On the flight coming back from Dubai, my friend and I ended up sitting next to an interesting man. It was 9 o’clock at night and at that point we were all extremely exhausted, but somehow due to my friend’s gregarious nature, it did not stop us from making conversation. My friend is quite sociable in nature and happens to be incredibly good at talking to random strangers; a skill that I aspire to master!
The man had a brawny stature and was clad in suit and tie, like a business type. We carefully carried our luggage down the aisle approaching his row. I have a feeling he was watching us approach, a little perplexed as to why American teenagers were in an airplane coming from Dubai at 10 PM on a school night throwing a few Arabic words back and forth in conversation.
“So are you Americans?” he said. Though I thought it was quite conspicuous, we figured some clarification wouldn’t hurt. Yes, we were American; in fact we were exchange students here on a government sponsored scholarship. “So how do you like it here?” he asked nonchalantly with a warm grin. Most of the local people we have talked with have been under the assumption that as moody pubescent American teens full of existential crises, we would be unable to appreciate Oman’s quiet slower way of life.
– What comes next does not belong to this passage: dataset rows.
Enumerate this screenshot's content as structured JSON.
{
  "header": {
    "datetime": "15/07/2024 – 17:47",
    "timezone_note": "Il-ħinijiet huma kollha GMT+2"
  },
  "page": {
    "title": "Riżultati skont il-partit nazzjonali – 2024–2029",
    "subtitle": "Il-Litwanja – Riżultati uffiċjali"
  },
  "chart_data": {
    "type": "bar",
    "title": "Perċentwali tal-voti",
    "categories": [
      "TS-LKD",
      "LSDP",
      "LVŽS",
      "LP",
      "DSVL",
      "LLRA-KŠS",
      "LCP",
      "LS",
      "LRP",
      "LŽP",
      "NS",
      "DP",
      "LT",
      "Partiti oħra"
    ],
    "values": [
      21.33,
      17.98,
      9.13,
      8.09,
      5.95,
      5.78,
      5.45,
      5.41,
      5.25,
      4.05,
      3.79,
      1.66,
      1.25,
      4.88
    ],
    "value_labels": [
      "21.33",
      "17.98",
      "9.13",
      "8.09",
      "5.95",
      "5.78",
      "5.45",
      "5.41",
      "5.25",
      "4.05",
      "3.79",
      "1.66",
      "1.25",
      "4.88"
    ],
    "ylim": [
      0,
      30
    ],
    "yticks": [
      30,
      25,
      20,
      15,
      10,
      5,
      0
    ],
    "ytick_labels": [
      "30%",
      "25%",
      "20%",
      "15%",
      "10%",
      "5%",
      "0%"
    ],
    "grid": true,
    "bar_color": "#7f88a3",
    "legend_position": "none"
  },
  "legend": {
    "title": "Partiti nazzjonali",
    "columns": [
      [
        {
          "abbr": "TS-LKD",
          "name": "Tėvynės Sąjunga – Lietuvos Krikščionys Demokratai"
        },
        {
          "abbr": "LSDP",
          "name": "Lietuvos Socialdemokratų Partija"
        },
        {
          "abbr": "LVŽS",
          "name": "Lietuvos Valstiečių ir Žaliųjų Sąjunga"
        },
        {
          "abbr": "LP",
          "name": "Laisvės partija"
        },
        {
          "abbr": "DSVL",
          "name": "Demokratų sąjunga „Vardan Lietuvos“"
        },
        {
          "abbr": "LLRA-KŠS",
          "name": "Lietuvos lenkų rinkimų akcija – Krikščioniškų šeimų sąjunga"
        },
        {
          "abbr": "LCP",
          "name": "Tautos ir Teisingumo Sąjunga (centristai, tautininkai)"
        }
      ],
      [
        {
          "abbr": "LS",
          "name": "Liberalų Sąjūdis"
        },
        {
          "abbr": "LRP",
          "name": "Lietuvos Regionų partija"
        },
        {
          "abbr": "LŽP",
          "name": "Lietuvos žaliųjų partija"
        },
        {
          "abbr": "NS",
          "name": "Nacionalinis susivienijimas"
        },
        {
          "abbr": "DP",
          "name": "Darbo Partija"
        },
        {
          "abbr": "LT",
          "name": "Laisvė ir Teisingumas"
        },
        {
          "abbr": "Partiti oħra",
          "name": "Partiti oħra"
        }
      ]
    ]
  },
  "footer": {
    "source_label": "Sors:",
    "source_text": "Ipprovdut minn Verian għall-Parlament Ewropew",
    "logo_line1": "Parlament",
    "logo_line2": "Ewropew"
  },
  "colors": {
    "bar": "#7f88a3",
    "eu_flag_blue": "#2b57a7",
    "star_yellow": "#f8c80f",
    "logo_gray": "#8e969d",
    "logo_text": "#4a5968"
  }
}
To his surprise, we informed him of our mutually positive experiences. “The people here are so friendly. It is an incredibly hospitable country”…we went on and on. Somehow though, like almost everyone else we talk to, he wanted to know why we chose Oman.
We proceeded to explain the mission statement of Yes Abroad, and let me tell you that is one daunting task. We told him we were here attending local high schools living with Omani families, learning about their culture, while in the process hoping to rehabilitate citizen diplomacy between the U.S. and countries with predominant Muslim populations. Quite a mouthful isn’t it? Generally the majority of people we talk to have very positive reactions, but are pretty surprised that the U.S. government would not only endorse this program, but would also allocate money for it as well.
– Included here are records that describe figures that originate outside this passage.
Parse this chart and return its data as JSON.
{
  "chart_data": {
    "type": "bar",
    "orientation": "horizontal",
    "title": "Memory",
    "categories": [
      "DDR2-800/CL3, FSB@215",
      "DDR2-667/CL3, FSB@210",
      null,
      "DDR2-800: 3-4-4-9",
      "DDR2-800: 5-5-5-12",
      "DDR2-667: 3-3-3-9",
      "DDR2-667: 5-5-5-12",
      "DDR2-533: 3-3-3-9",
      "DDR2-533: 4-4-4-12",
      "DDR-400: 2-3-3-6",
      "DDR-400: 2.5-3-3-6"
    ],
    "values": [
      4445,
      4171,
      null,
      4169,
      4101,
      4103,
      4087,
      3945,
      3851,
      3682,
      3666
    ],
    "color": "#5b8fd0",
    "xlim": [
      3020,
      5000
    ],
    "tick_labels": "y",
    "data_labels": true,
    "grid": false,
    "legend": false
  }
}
He then asked about the general attitude of our schoolmates in Oman. It is interesting, because I would say for the most part Omanis are very open-minded. Though most kids side with popular opinion, kids here certainly care. They are very willing to not only discuss their beliefs with you, but are also very sensitive not to offend your own sensibilities. Unfortunately, with the younger generation of Omanis, there is a wide spread belief of “why would you want to come here?” American pop culture and media has infiltrated their own lives to a certain extent and no matter how much they enjoy our export of culture, they are quick to assume we must look down in disdain on other cultures.
It was a little embarrassing to say the least as our conversation moved on to our U.S. government shutdown. We had to discuss the prideful adults in our congress who disdain compromise and perseverate on the word “entitlements” without seeing the benefit of lifting up the lives of the children and families of our country as a whole. Ya, true story; people really do not get why we would shut down our own government.
The next question I could not see coming. He proceeded to ask me, what bothers you the most about America. Honestly, I’m sure no matter what country you are from you will inevitably have frustrations with the culture and/or bureaucracy. However, the first thing that came to my mind wasn’t anything concrete. I said I was frustrated by our emphasis as a culture and even in our education system on history as told through our impact on the world without seeing the sometimes negative effects of our impact or seeing the world’s impact on us.
After being abroad for almost two months, the thing that irked me the most about my own country was how unprepared we are to explore other cultures, the lack of emphasis our schools put on anything but ourselves; though maybe that is how it is wherever one lives; our tendency to look inward instead of outward. I mean let’s face it, we were quite opposed to ever switching to metric and for a country of immigrants, a second language is not even required until midway through middle school, and much of our history books revolve around us. I think it is quite important to retain a sense of civic pride, but for such an influential country in the world, you would think we would care more about what is happening in the world around us. I think that is why I also feel so personally invested in counteracting this through my participation with the YES program.
I did however have the opportunity to add my favorite qualities of the U.S. as well. I feel very proud to live in a country that puts so much emphasis on ideas and creativity. I really value living in a place where people are allowed to express their opinions freely and the public has such an open exchange of information through the media and other forums.
It turns out Mr. Airplane man worked for a large business, and as an executive manager it required him to travel all over he world. He has been to almost every continent, but he has never made it to the U.S. Eventually he admitted to me that his 16-year-old son has always been fascinated with the U.S., but as a parent he can’t help but be a little concerned for the reasons I had mentioned earlier, our cultural exports. I think though America will never be the place one imagines straight out of a Hollywood film, there is something to be said for our emphasis on innovation and new ideas. We spoke about the positives of America. Regionally there is so much diversity, and every state offers an entirely different experience. I don’t know if you can ever guarantee someone the “American dream”, but I let him know that I have enjoyed my childhood in the U.S. very much. The flight was about to land, but it was a very interesting conversation for me.